Non ci sarebbe stato De Gasperi senza Paolo VI, l’umile papa che diceva di sentirsi «una formica»

Paolo VI è un Papa dimenticato. Non ha schiere di devoti come Roncalli o Wojtyla. Eppure Papa Francesco si appresta a beatificarlo. Per lui è figura chiave della Chiesa contemporanea. Per capire il cattolicesimo del nostro tempo, si devono fare i conti con quel pontificato. Anche l’Italia ha un debito con lui. Montini aveva formato, durante il fascismo, gli universitari della Fuci: da quel vivaio sorse tanta classe dirigente democristiana. Inoltre Montini, da sostituto della Segreteria vaticana e collaboratore di Pio XII, appoggiò Alcide De Gasperi e la nascente Dc, accreditandoli presso il Papa, tanto da essere considerato da alcuni cofondatore del partito. Fu a fianco di De Gasperi nella «storia segreta», cioè i difficili rapporti di un politico laico con Pio XII. Fu vicino a Giorgio La Pira, che rese Firenze luogo di dialogo con l’Est comunista e le religioni, in tempi di guerra fredda e anatema. Montini ebbe un «genio politico» — afferma il filosofo Jean Guitton, suo amico — come costruttore graduale di nuovi processi storici. 
È stato un accorto e tenace lottatore. Cresciuto nel laboratorio religioso e civile di Brescia d’inizio secolo, esprimeva uno spirito (fedele e aperto) nel confronto con lo spirito «romano» di una Chiesa-baluardo. Per lui bisognava cambiare. Con questa prospettiva salì i gradini della carriera ecclesiastica, prudente e convinto, percepito come un estraneo pericoloso dal «partito romano» dominante in Curia. Non così da Pio XII. Tuttavia, nel 1954, i «romani» riuscirono ad allontanarlo, promuovendolo arcivescovo di Milano. Per lui fu un esilio. Pensava che una riforma della Chiesa dovesse venire dal centro, da una Roma rinnovata. Ma Giovanni XXIII lo stupì convocando il Concilio: «Quel sant’uomo non si rende conto che si mette in un vespaio», confidò Montini. Eletto Papa, però, fu l’architetto del Vaticano II e della sua recezione. 

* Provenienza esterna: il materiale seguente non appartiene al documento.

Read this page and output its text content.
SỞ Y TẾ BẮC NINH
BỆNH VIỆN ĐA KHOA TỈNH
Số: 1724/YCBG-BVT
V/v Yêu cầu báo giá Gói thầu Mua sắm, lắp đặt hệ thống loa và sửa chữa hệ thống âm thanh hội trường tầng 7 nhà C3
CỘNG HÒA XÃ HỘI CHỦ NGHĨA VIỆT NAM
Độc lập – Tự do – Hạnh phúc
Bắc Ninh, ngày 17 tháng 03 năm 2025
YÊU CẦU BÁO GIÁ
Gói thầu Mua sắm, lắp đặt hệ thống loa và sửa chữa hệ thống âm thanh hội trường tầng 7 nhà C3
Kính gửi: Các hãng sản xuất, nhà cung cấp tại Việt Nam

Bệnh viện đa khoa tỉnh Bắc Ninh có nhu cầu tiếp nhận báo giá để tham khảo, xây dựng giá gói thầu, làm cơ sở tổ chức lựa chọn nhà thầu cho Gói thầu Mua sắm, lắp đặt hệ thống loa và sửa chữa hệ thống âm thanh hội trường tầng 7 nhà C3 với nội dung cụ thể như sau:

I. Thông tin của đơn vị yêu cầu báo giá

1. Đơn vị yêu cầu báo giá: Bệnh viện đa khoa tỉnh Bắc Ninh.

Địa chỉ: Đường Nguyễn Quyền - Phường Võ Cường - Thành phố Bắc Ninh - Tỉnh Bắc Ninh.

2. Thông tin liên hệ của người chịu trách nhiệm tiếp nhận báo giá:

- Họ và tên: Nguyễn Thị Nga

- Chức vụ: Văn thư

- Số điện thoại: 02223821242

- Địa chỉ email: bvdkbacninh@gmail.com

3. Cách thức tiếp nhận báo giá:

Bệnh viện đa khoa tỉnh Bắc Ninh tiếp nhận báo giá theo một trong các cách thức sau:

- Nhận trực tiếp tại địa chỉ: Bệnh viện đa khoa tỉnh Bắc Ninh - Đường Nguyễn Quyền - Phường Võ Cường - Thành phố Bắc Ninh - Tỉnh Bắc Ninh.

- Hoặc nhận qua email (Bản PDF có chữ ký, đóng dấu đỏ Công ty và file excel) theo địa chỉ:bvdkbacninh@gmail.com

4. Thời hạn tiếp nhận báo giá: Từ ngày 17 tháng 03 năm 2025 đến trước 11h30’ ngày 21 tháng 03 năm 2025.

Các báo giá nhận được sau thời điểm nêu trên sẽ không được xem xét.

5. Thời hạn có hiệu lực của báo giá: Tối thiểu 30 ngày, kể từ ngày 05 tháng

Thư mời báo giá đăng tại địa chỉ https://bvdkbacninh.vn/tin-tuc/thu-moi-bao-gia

Nel 1963 — per l’ultima volta — il «partito romano» (con gli spagnoli e altri) provò a bloccarlo, rendendone difficile l’elezione in conclave. Il primo gesto del neoeletto Papa fu pacificatore: si recò al collegio spagnolo per visitare un cardinale iberico ammalato. Volle presto una profonda riforma della Curia, realizzata in due anni dopo la fine del Concilio: una Roma autorevole e rinnovata, collegata alle conferenze episcopali, doveva far crescere il messaggio conciliare tra quello che si chiamava ormai il «popolo di Dio». Una Chiesa conciliare in dialogo — parola chiave montiniana — con il mondo... 
Bisognava rinnovarsi per presentare la fede a un mondo cambiato. Ma il disegno fu travolto dalla corrente tumultuosa e contestataria del Sessantotto. La Chiesa divenne conflittuale, tanto da far temere rotture. Per i progressisti il Papa era un freno. Per i conservatori, il responsabile della crisi: i preti lasciavano il ministero, i seminari e i conventi si svuotavano, l’autorità era contestata, la gente si secolarizzava. Divenne impopolare, considerato amletico. Lo chiamavano «Paolo Mesto». Ne soffriva. Non cercò però rifugio in un autoritarismo nostalgico; tenne ferma la linea conciliare. Sembrava vedere oltre la tempesta che riempì molto del suo pontificato, convinto che c’era una pagina nuova da scrivere nella storia della Chiesa, anche se i frutti non si vedevano ancora. 
Aprì nuovi scenari: i viaggi intercontinentali, il dialogo con i cristiani e le religioni. Presentò la Chiesa dalla tribuna dell’Onu, non maestra di civiltà, ma esperta di umanità. Nel 1970, prima del viaggio in Asia, confidò il senso del suo limite: «Ma ecco — disse — un altro personaggio. Piccolo come una formica, debole, inerme... Egli cerca di farsi largo in mezzo alla marea delle genti, tenta di dire una parola... il Papa osa misurarsi con gli uomini. Davide e Golia? Don Chisciotte...». 
Un Papa poteva esprimersi così? Montini si sentiva un piccolo uomo moderno nella marea della complessità, ma non rinunciò a scrivere una storia nuova. Un uomo di Chiesa, appassionato al governo come servizio. Un italiano dall’apertura universale, il contrario della caricatura dell’«italiano». Anzi grande espressione di un’umanità italiana novecentesca. Senza grandeur, schivo. 
Se ne andò in punta di piedi, nel 1978, affranto dall’assassinio di Moro e dall’impotenza di quei giorni. Anche la sua Italia democratica sembrava scossa. L’ultimo gesto fu andare sulla tomba del cardinale Pizzardo, suo oppositore: «Riconciliazione è un valore cristiano anche per un Papa», disse a un giornalista. Poi febbricitante tornò a Castelgandolfo e morì nel riserbo di una calda estate.